The former president also told King that while Biden and Vice president-elect Kamala Harris will lead the next administration, it is “disappointing” that Republicans have gotten behind Trump’s baseless claims of election fraud.

“There's damage to this,” he said. “Because what happens is that the peaceful transfer of power — the notion that any of us who attain an elected office, whether it's dogcatcher or president, are servants of the people. It's a temporary job. We're not above the rules. We're not above the law. That's the essence of our democracy."

Other Democrats, from Rep. Alexandria Ocasio-Cortez (NY) to Rep. Conor Lamb (PA), have remarked on the fact that Trump’s base turned out en masse this year — despite his blighted record on the coronavirus and economic recovery. The numbers indicate that supporters of Trump, who has reportedly considered everything from funding a political action committee to running again in 2024, aren’t going away.

Based on New York Times exit polling, the majority of Trump’s more than 70 million voters were white. Historical exit polling shows that a majority of white voters have only gone for Republican presidential candidates since Lyndon B. Johnson signed the Civil Rights Act into law in 1964.

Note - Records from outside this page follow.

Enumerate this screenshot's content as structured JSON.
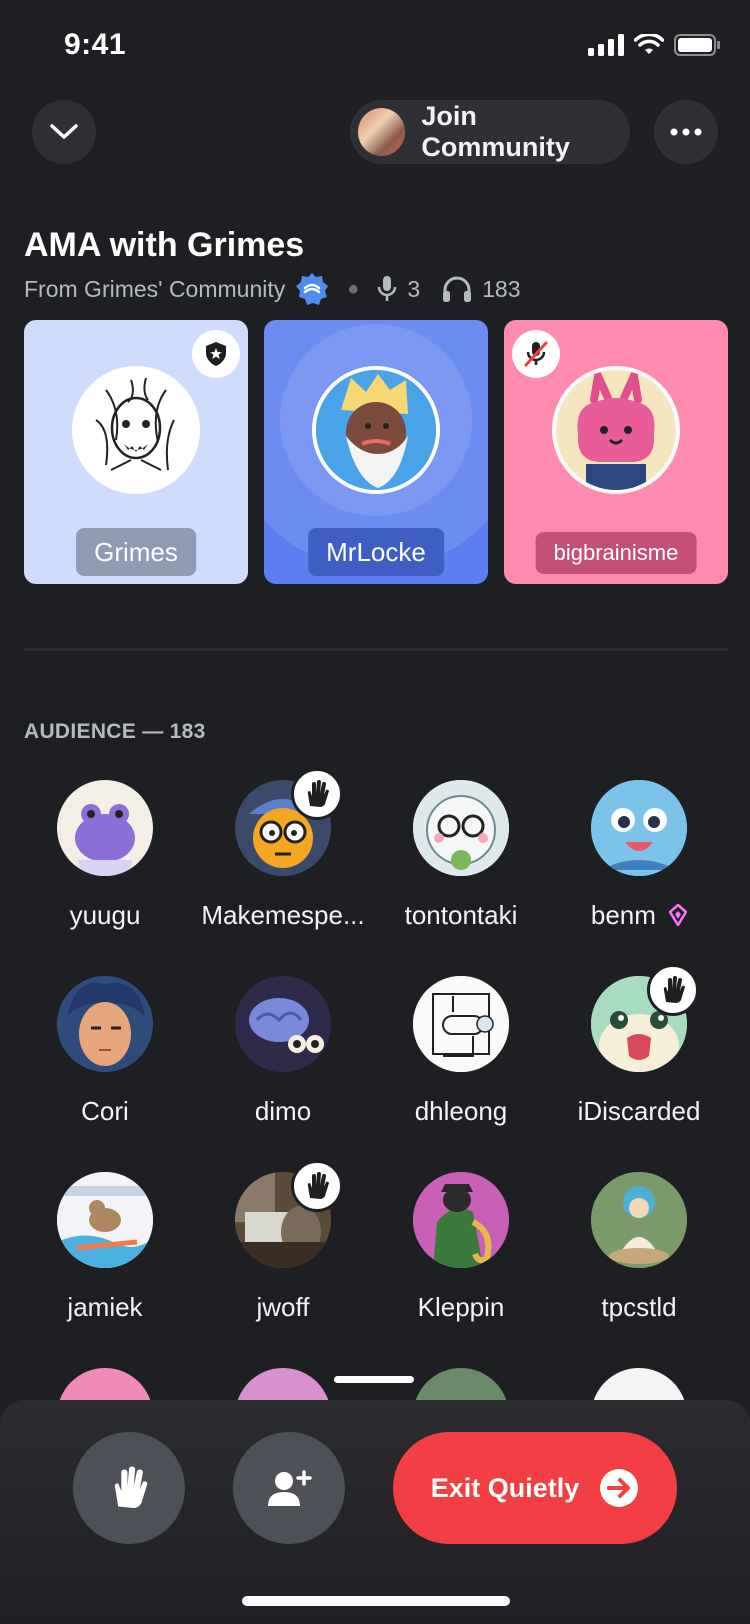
{
  "status_bar": {
    "time": "9:41"
  },
  "header": {
    "join_label": "Join Community"
  },
  "stage": {
    "title": "AMA with Grimes",
    "subtitle": "From Grimes' Community",
    "speaker_count": "3",
    "listener_count": "183"
  },
  "speakers": [
    {
      "name": "Grimes",
      "badge": "moderator-shield-icon",
      "card_color": "#cfdcfb"
    },
    {
      "name": "MrLocke",
      "badge": "",
      "card_color": "#5b7ff0"
    },
    {
      "name": "bigbrainisme",
      "badge": "muted-mic-icon",
      "card_color": "#ff8ab0"
    }
  ],
  "audience": {
    "header": "AUDIENCE — 183",
    "members": [
      {
        "name": "yuugu",
        "hand_raised": false
      },
      {
        "name": "Makemespe...",
        "hand_raised": true
      },
      {
        "name": "tontontaki",
        "hand_raised": false
      },
      {
        "name": "benm",
        "hand_raised": false,
        "nitro": true
      },
      {
        "name": "Cori",
        "hand_raised": false
      },
      {
        "name": "dimo",
        "hand_raised": false
      },
      {
        "name": "dhleong",
        "hand_raised": false
      },
      {
        "name": "iDiscarded",
        "hand_raised": true
      },
      {
        "name": "jamiek",
        "hand_raised": false
      },
      {
        "name": "jwoff",
        "hand_raised": true
      },
      {
        "name": "Kleppin",
        "hand_raised": false
      },
      {
        "name": "tpcstld",
        "hand_raised": false
      }
    ]
  },
  "bottom_bar": {
    "exit_label": "Exit Quietly"
  }
}
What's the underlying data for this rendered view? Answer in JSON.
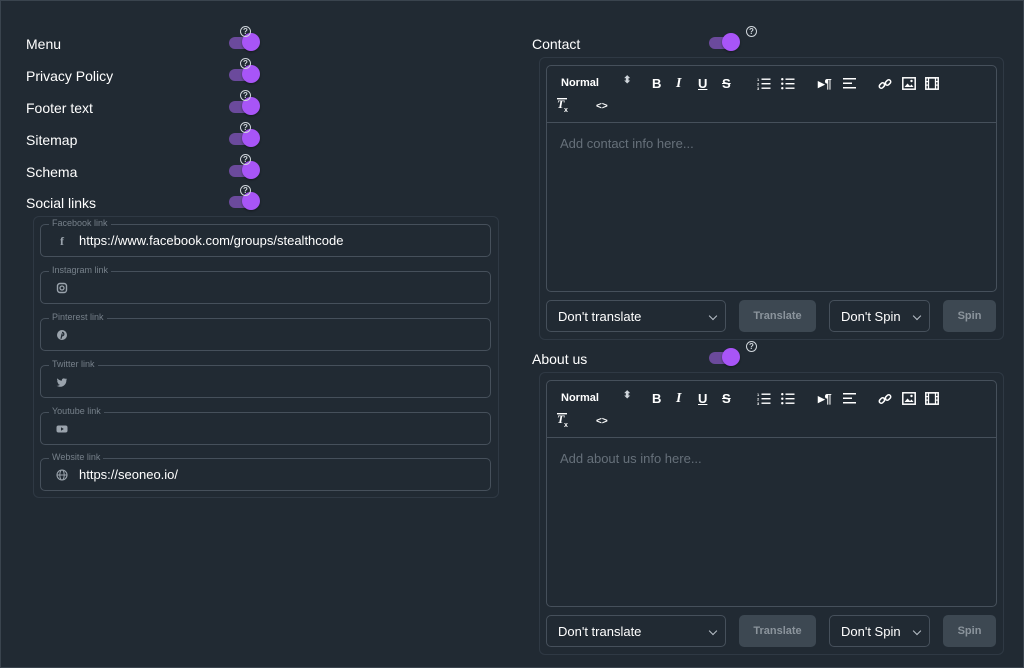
{
  "left_toggles": [
    {
      "label": "Menu",
      "on": true
    },
    {
      "label": "Privacy Policy",
      "on": true
    },
    {
      "label": "Footer text",
      "on": true
    },
    {
      "label": "Sitemap",
      "on": true
    },
    {
      "label": "Schema",
      "on": true
    },
    {
      "label": "Social links",
      "on": true
    }
  ],
  "help_glyph": "?",
  "social_fields": [
    {
      "legend": "Facebook link",
      "icon": "facebook-icon",
      "value": "https://www.facebook.com/groups/stealthcode"
    },
    {
      "legend": "Instagram link",
      "icon": "instagram-icon",
      "value": ""
    },
    {
      "legend": "Pinterest link",
      "icon": "pinterest-icon",
      "value": ""
    },
    {
      "legend": "Twitter link",
      "icon": "twitter-icon",
      "value": ""
    },
    {
      "legend": "Youtube link",
      "icon": "youtube-icon",
      "value": ""
    },
    {
      "legend": "Website link",
      "icon": "globe-icon",
      "value": "https://seoneo.io/"
    }
  ],
  "contact": {
    "label": "Contact",
    "on": true,
    "placeholder": "Add contact info here...",
    "translate_select": "Don't translate",
    "translate_button": "Translate",
    "spin_select": "Don't Spin",
    "spin_button": "Spin"
  },
  "about": {
    "label": "About us",
    "on": true,
    "placeholder": "Add about us info here...",
    "translate_select": "Don't translate",
    "translate_button": "Translate",
    "spin_select": "Don't Spin",
    "spin_button": "Spin"
  },
  "toolbar": {
    "format_select": "Normal",
    "bold": "B",
    "italic": "I",
    "underline": "U",
    "strike": "S",
    "rtl": "¶",
    "code": "<>"
  },
  "colors": {
    "background": "#212a33",
    "accent": "#a855f7",
    "toggle_track": "#6b4a9c"
  }
}
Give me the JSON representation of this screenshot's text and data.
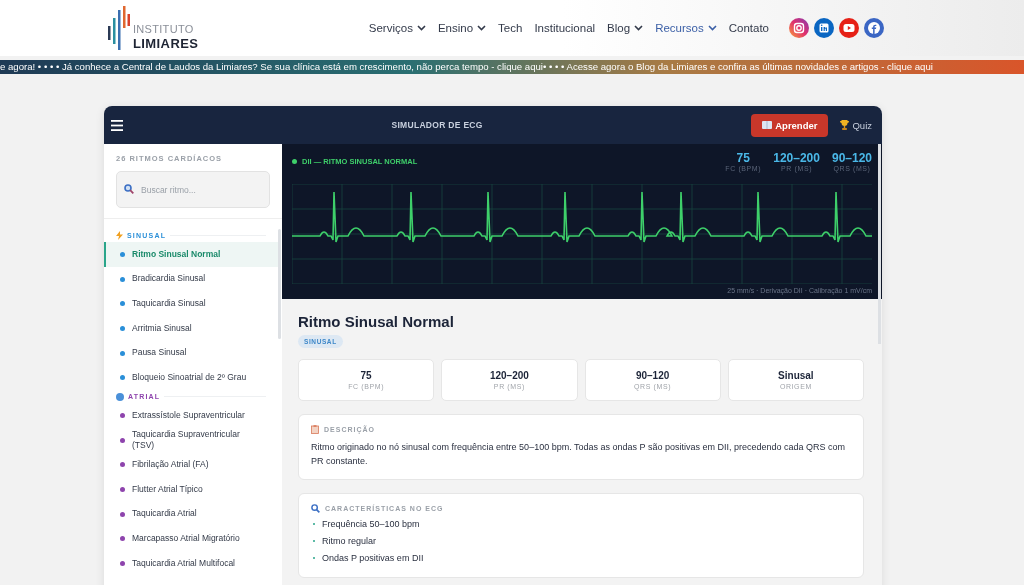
{
  "site": {
    "logo_top": "INSTITUTO",
    "logo_bottom": "LIMIARES",
    "nav": [
      {
        "label": "Serviços",
        "dropdown": true,
        "selected": false
      },
      {
        "label": "Ensino",
        "dropdown": true,
        "selected": false
      },
      {
        "label": "Tech",
        "dropdown": false,
        "selected": false
      },
      {
        "label": "Institucional",
        "dropdown": false,
        "selected": false
      },
      {
        "label": "Blog",
        "dropdown": true,
        "selected": false
      },
      {
        "label": "Recursos",
        "dropdown": true,
        "selected": true
      },
      {
        "label": "Contato",
        "dropdown": false,
        "selected": false
      }
    ],
    "social": [
      {
        "kind": "instagram"
      },
      {
        "kind": "linkedin"
      },
      {
        "kind": "youtube"
      },
      {
        "kind": "facebook"
      }
    ],
    "ticker": "e agora! • • • • Já conhece a Central de Laudos da Limiares? Se sua clínica está em crescimento, não perca tempo - clique aqui• • • • Acesse agora o Blog da Limiares e confira as últimas novidades e artigos - clique aqui"
  },
  "app": {
    "title": "SIMULADOR DE ECG",
    "learn_button": "Aprender",
    "quiz_button": "Quiz"
  },
  "sidebar": {
    "count_label": "26 RITMOS CARDÍACOS",
    "search": {
      "placeholder": "Buscar ritmo..."
    },
    "groups": [
      {
        "label": "SINUSAL",
        "color": "#2a8fd8",
        "items": [
          {
            "label": "Ritmo Sinusal Normal",
            "selected": true
          },
          {
            "label": "Bradicardia Sinusal",
            "selected": false
          },
          {
            "label": "Taquicardia Sinusal",
            "selected": false
          },
          {
            "label": "Arritmia Sinusal",
            "selected": false
          },
          {
            "label": "Pausa Sinusal",
            "selected": false
          },
          {
            "label": "Bloqueio Sinoatrial de 2º Grau",
            "selected": false
          }
        ]
      },
      {
        "label": "ATRIAL",
        "color": "#8e44ad",
        "items": [
          {
            "label": "Extrassístole Supraventricular",
            "selected": false
          },
          {
            "label": "Taquicardia Supraventricular (TSV)",
            "selected": false
          },
          {
            "label": "Fibrilação Atrial (FA)",
            "selected": false
          },
          {
            "label": "Flutter Atrial Típico",
            "selected": false
          },
          {
            "label": "Taquicardia Atrial",
            "selected": false
          },
          {
            "label": "Marcapasso Atrial Migratório",
            "selected": false
          },
          {
            "label": "Taquicardia Atrial Multifocal",
            "selected": false
          }
        ]
      }
    ]
  },
  "monitor": {
    "lead_label": "DII — RITMO SINUSAL NORMAL",
    "readings": [
      {
        "value": "75",
        "label": "FC (BPM)"
      },
      {
        "value": "120–200",
        "label": "PR (MS)"
      },
      {
        "value": "90–120",
        "label": "QRS (MS)"
      }
    ],
    "footer": "25 mm/s · Derivação DII · Calibração 1 mV/cm"
  },
  "rhythm": {
    "title": "Ritmo Sinusal Normal",
    "tag": "SINUSAL",
    "stats": [
      {
        "value": "75",
        "label": "FC (BPM)"
      },
      {
        "value": "120–200",
        "label": "PR (MS)"
      },
      {
        "value": "90–120",
        "label": "QRS (MS)"
      },
      {
        "value": "Sinusal",
        "label": "ORIGEM"
      }
    ],
    "description": {
      "heading": "DESCRIÇÃO",
      "text": "Ritmo originado no nó sinusal com frequência entre 50–100 bpm. Todas as ondas P são positivas em DII, precedendo cada QRS com PR constante."
    },
    "features": {
      "heading": "CARACTERÍSTICAS NO ECG",
      "items": [
        "Frequência 50–100 bpm",
        "Ritmo regular",
        "Ondas P positivas em DII"
      ]
    }
  }
}
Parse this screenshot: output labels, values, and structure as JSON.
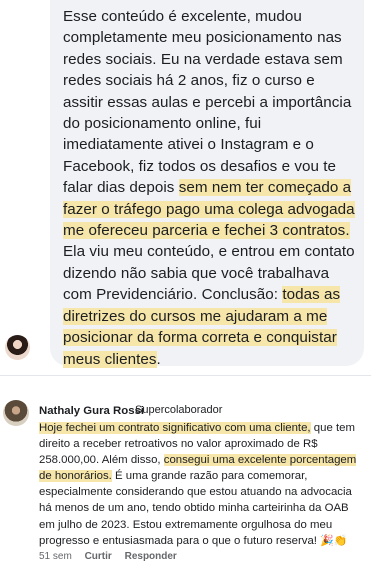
{
  "post": {
    "text_parts": [
      {
        "t": "Esse conteúdo é excelente, mudou completamente meu posicionamento nas redes sociais. Eu na verdade estava sem redes sociais há 2 anos, fiz o curso e assitir essas aulas e percebi a importância do posicionamento online, fui imediatamente ativei o Instagram e o Facebook, fiz todos os desafios e vou te falar dias depois ",
        "h": false
      },
      {
        "t": "sem nem ter começado a fazer o tráfego pago uma colega advogada me ofereceu parceria e fechei 3 contratos.",
        "h": true
      },
      {
        "t": " Ela viu meu conteúdo, e entrou em contato dizendo não sabia que você trabalhava com Previdenciário. Conclusão: ",
        "h": false
      },
      {
        "t": "todas as diretrizes do cursos me ajudaram a me posicionar da forma correta e conquistar meus clientes",
        "h": true
      },
      {
        "t": ".",
        "h": false
      }
    ]
  },
  "comment": {
    "author": "Nathaly Gura Rossi",
    "badge": "Supercolaborador",
    "text_parts": [
      {
        "t": "Hoje fechei um contrato significativo com uma cliente,",
        "h": true
      },
      {
        "t": " que tem direito a receber retroativos no valor aproximado de R$ 258.000,00. Além disso, ",
        "h": false
      },
      {
        "t": "consegui uma excelente porcentagem de honorários.",
        "h": true
      },
      {
        "t": " É uma grande razão para comemorar, especialmente considerando que estou atuando na advocacia há menos de um ano, tendo obtido minha carteirinha da OAB em julho de 2023. Estou extremamente orgulhosa do meu progresso e entusiasmada para o que o futuro reserva! ",
        "h": false
      }
    ],
    "emoji": "🎉👏",
    "time": "51 sem",
    "like_label": "Curtir",
    "reply_label": "Responder"
  }
}
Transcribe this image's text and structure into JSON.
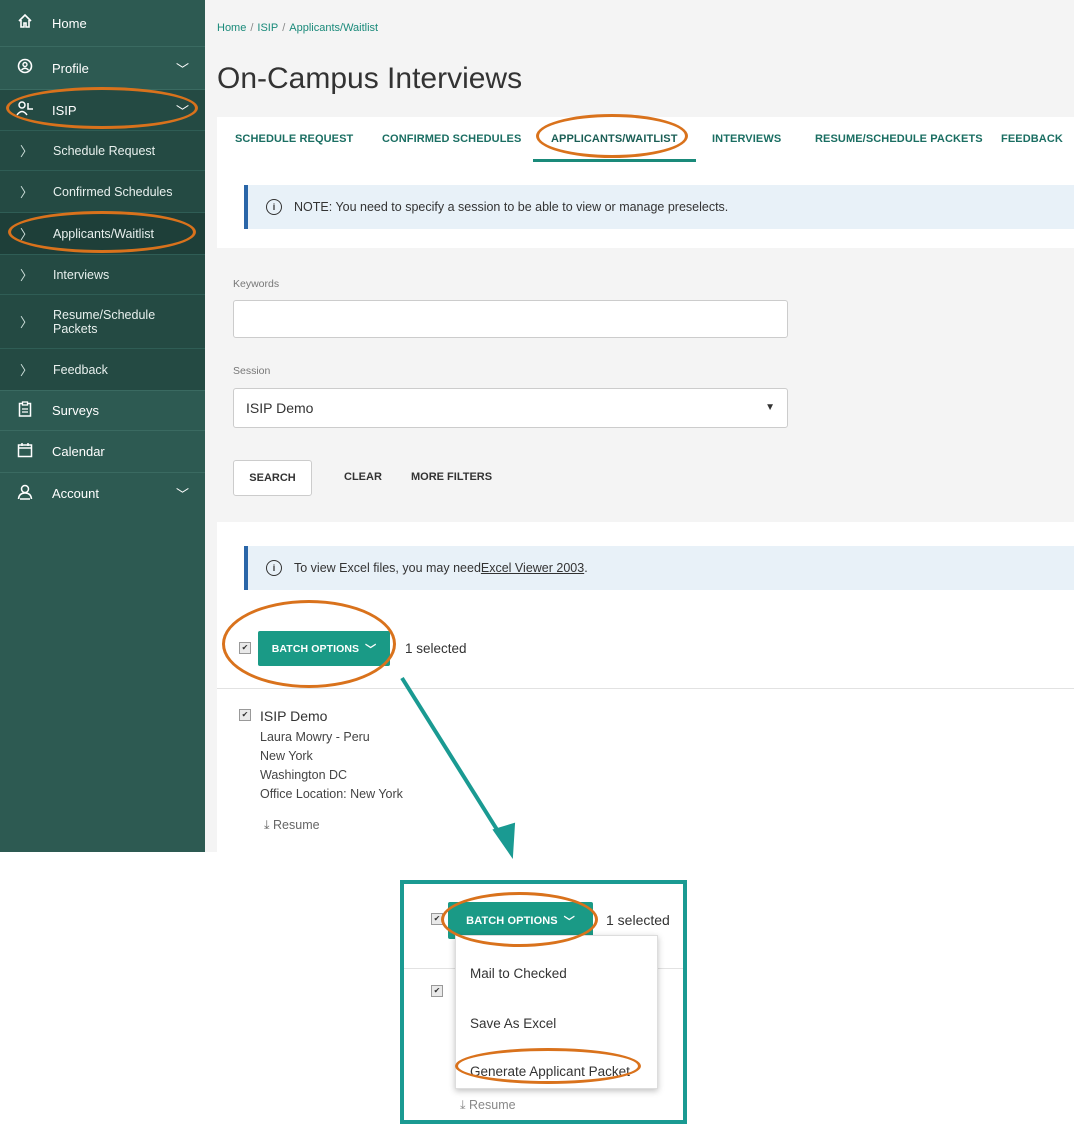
{
  "sidebar": {
    "items": [
      {
        "label": "Home",
        "icon": "home-icon"
      },
      {
        "label": "Profile",
        "icon": "profile-icon",
        "chevron": "﹀"
      },
      {
        "label": "ISIP",
        "icon": "isip-icon",
        "chevron": "﹀"
      },
      {
        "label": "Surveys",
        "icon": "clipboard-icon"
      },
      {
        "label": "Calendar",
        "icon": "calendar-icon"
      },
      {
        "label": "Account",
        "icon": "account-icon",
        "chevron": "﹀"
      }
    ],
    "sub_items": [
      {
        "label": "Schedule Request"
      },
      {
        "label": "Confirmed Schedules"
      },
      {
        "label": "Applicants/Waitlist"
      },
      {
        "label": "Interviews"
      },
      {
        "label": "Resume/Schedule Packets"
      },
      {
        "label": "Feedback"
      }
    ]
  },
  "breadcrumb": {
    "home": "Home",
    "isip": "ISIP",
    "current": "Applicants/Waitlist",
    "separator": "/"
  },
  "page_title": "On-Campus Interviews",
  "tabs": [
    {
      "label": "SCHEDULE REQUEST"
    },
    {
      "label": "CONFIRMED SCHEDULES"
    },
    {
      "label": "APPLICANTS/WAITLIST"
    },
    {
      "label": "INTERVIEWS"
    },
    {
      "label": "RESUME/SCHEDULE PACKETS"
    },
    {
      "label": "FEEDBACK"
    }
  ],
  "note": {
    "text": "NOTE: You need to specify a session to be able to view or manage preselects."
  },
  "filters": {
    "keywords_label": "Keywords",
    "keywords_value": "",
    "session_label": "Session",
    "session_value": "ISIP Demo",
    "search_label": "SEARCH",
    "clear_label": "CLEAR",
    "more_filters_label": "MORE FILTERS"
  },
  "excel_note": {
    "prefix": "To view Excel files, you may need ",
    "link": "Excel Viewer 2003",
    "suffix": "."
  },
  "batch": {
    "label": "BATCH OPTIONS",
    "chevron": "﹀",
    "selected_text": "1 selected"
  },
  "applicant": {
    "title": "ISIP Demo",
    "lines": [
      "Laura Mowry - Peru",
      "New York",
      "Washington DC",
      "Office Location: New York"
    ],
    "resume_label": "Resume",
    "resume_icon": "download-icon"
  },
  "dropdown": {
    "items": [
      {
        "label": "Mail to Checked"
      },
      {
        "label": "Save As Excel"
      },
      {
        "label": "Generate Applicant Packet"
      }
    ]
  },
  "colors": {
    "sidebar": "#2d5a52",
    "accent": "#1a9a86",
    "highlight": "#d9721c",
    "arrow": "#1a9a92"
  }
}
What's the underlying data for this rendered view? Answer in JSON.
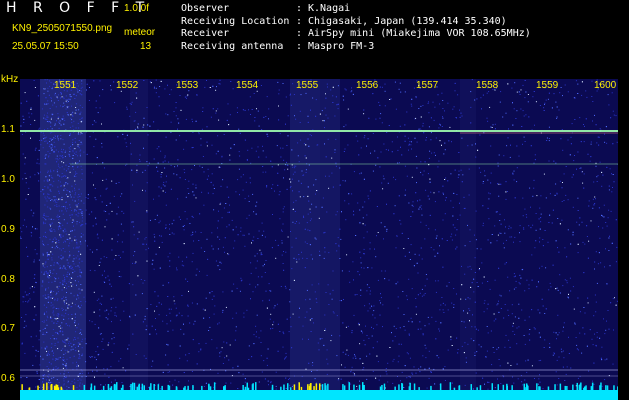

Ocasio-Cortez told The Times after news outlets called Biden’s win, “We need to do a lot of anti-racist, deep canvassing in this country.” She added, “no amount of people of color and young people” supporting Democrats can offset repeatedly “losing white shares and just allowing Facebook to radicalize more and more elements of white voters and the white electorate.”

That will be part of the next administration’s challenge — as well as a test for the entire Democratic party.